Volume IV-2/W2
ISPRS Ann. Photogramm. Remote Sens. Spatial Inf. Sci., IV-2/W2, 25-30, 2017
https://doi.org/10.5194/isprs-annals-IV-2-W2-25-2017
© Author(s) 2017. This work is distributed under
the Creative Commons Attribution 4.0 License.
ISPRS Ann. Photogramm. Remote Sens. Spatial Inf. Sci., IV-2/W2, 25-30, 2017
https://doi.org/10.5194/isprs-annals-IV-2-W2-25-2017
© Author(s) 2017. This work is distributed under
the Creative Commons Attribution 4.0 License.

  16 Aug 2017

16 Aug 2017

AUTOMATED CLASSIFICATION OF HERITAGE BUILDINGS FOR AS-BUILT BIM USING MACHINE LEARNING TECHNIQUES

M. Bassier, M. Vergauwen, and B. Van Genechten M. Bassier et al.
  • Dept. of Civil Engineering, TC Construction - Geomatics KU Leuven - Faculty of Engineering Technology Ghent, Belgium

Keywords: Scan-to-BIM, Classification, Digital Heritage, As-built BIM, Laser Scanning

Abstract. Semantically rich three dimensional models such as Building Information Models (BIMs) are increasingly used in digital heritage. They provide the required information to varying stakeholders during the different stages of the historic buildings life cyle which is crucial in the conservation process. The creation of as-built BIM models is based on point cloud data. However, manually interpreting this data is labour intensive and often leads to misinterpretations. By automatically classifying the point cloud, the information can be proccesed more effeciently. A key aspect in this automated scan-to-BIM process is the classification of building objects.
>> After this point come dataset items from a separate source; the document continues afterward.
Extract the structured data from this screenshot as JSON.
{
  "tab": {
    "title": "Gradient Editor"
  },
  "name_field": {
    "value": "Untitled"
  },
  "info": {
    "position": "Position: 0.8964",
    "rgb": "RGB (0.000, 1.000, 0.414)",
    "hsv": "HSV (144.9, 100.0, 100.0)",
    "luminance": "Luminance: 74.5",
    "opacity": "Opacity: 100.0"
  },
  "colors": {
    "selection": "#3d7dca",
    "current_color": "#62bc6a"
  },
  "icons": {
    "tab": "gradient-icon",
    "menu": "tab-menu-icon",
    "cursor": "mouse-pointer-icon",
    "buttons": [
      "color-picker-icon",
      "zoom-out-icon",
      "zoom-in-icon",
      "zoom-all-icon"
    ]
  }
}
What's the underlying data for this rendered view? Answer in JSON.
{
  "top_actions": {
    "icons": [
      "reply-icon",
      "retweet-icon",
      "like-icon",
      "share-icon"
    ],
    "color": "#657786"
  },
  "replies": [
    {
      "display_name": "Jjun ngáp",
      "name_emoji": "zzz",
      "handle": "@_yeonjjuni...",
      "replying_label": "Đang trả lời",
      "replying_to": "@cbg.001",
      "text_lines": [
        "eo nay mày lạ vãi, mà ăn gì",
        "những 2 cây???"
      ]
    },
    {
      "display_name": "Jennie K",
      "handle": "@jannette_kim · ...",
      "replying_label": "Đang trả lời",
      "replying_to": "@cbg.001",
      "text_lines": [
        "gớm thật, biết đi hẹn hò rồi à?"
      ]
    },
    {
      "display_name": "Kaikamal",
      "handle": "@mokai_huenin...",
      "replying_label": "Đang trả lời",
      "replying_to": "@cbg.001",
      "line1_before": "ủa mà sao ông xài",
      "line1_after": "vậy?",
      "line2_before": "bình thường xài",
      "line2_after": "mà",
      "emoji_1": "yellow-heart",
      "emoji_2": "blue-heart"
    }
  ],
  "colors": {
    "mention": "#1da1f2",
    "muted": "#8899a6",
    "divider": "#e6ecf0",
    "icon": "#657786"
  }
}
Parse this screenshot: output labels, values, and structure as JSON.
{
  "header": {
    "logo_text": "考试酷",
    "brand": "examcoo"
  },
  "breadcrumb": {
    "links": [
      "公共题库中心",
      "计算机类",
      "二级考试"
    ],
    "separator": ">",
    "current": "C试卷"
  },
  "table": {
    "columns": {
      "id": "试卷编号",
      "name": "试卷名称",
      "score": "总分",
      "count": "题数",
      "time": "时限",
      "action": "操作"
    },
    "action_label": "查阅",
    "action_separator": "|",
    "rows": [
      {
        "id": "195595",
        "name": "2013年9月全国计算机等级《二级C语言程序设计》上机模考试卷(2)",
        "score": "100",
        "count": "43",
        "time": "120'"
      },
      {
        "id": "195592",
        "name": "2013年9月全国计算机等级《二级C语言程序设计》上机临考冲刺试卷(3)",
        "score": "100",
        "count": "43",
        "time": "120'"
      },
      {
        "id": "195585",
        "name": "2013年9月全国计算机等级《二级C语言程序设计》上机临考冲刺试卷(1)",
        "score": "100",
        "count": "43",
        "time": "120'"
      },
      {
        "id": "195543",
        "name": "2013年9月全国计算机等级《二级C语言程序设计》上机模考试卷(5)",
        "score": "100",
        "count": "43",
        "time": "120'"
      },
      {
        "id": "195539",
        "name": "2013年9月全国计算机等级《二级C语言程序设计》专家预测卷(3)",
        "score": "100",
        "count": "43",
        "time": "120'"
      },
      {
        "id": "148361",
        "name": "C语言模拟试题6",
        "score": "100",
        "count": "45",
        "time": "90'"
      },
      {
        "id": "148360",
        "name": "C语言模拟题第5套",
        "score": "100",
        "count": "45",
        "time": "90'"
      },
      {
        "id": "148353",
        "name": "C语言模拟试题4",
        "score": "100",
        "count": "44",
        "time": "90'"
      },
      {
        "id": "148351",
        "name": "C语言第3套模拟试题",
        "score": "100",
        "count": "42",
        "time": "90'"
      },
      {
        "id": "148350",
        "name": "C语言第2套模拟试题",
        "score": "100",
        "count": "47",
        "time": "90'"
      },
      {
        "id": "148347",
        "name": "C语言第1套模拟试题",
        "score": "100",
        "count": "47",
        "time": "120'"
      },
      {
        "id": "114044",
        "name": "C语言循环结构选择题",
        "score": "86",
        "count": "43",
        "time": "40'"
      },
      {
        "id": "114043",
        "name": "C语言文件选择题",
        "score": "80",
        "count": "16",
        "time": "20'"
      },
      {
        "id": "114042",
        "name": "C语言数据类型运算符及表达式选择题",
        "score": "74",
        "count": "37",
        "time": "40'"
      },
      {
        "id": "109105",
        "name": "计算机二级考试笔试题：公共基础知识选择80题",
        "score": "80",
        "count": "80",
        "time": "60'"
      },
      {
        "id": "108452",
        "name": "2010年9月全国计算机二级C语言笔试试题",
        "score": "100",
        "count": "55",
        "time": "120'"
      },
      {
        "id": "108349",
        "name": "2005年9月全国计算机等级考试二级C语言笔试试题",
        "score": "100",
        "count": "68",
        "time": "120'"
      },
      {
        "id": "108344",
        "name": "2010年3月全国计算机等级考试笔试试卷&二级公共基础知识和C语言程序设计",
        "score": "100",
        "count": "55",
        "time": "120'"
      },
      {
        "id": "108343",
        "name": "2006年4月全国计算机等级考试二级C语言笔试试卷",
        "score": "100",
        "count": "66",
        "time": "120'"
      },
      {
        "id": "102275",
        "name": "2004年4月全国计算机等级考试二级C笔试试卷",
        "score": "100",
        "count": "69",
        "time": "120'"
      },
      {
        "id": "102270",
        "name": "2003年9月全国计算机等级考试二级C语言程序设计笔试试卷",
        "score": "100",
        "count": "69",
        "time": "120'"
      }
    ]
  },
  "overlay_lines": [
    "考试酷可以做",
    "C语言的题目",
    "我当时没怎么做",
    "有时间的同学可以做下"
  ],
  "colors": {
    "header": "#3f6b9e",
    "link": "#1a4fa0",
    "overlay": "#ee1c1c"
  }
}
In this research we look to automatically recognise elements in existing buildings to create compact semantic information models. Our algorithm efficiently extracts the main structural components such as floors, ceilings, roofs, walls and beams despite the presence of significant clutter and occlusions. More specifically, Support Vector Machines (SVM) are proposed for the classification. The algorithm is evaluated using real data of a variety of existing buildings. The results prove that the used classifier recognizes the objects with both high precision and recall. As a result, entire data sets are reliably labelled at once. The approach enables experts to better document and process heritage assets.